Writing in Canada's national newspaper The Globe and Mail, Dickenson points out that
[C]redit for the greatest advances in human health and longevity over the past two centuries should go to "we" medicine, not "me" medicine. Public health and sanitation programs, polio and smallpox vaccinations, and tuberculosis screening in schools and workplaces have contributed the most to improved health in the Western world and beyond.

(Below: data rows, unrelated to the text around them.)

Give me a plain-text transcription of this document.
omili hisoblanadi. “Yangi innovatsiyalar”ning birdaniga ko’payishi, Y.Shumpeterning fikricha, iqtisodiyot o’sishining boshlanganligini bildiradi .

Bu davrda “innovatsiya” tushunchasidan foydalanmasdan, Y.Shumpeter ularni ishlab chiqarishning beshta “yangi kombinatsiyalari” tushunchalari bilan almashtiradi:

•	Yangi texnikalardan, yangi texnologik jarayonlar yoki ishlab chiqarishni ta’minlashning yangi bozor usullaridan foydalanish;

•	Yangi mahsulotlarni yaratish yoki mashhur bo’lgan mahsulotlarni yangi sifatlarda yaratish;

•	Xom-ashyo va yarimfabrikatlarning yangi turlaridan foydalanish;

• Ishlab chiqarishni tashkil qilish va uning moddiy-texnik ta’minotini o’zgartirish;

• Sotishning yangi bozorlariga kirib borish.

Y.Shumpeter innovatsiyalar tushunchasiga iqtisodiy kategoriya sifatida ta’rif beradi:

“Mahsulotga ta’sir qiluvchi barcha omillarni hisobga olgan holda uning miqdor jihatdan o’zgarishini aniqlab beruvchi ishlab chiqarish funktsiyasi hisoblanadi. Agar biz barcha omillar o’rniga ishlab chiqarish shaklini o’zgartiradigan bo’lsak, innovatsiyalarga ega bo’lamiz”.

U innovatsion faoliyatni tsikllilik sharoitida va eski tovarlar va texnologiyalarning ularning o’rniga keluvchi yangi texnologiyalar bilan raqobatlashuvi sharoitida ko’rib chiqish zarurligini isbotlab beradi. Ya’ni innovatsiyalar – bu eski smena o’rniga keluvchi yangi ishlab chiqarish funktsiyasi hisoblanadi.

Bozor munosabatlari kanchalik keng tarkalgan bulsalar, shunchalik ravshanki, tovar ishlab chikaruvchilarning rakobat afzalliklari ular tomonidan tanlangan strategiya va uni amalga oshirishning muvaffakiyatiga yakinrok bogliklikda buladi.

That was then. What about now? Dickenson believes, along with many others, that personal genomics and other instances of "me" medicine remain "more hype than reality - and sometimes dangerous hype."
Dickenson welcomes some kinds of personalized medicine, including genetic techniques that promise to tailor drug choices and doses to each patient's genome. But she is troubled that the "growing popular tendency to define all conditions as genetically determined" is likely to cause "public health measures…to be neglected in favour of individual genetic scans or personalized genetic-testing services."
What Dickenson calls "me" medicine isn't limited to gene-based developments. She mentions private umbilical cord banks and "enhancement technologies such as deep-brain stimulation" as other examples of practices that
promote the idea that you have a duty to be the best "me" possible. In fact, modern biotechnology is increasingly about "me" medicine, the "brand" being individual patients' supposed distinctiveness….
[L]ike the drunk who looks for his lost keys only under the streetlight, biomedicine is in danger of concentrating only where the glare is brightest - not on the most effective health interventions but on the most personalized and profitable, which nowadays go hand in hand.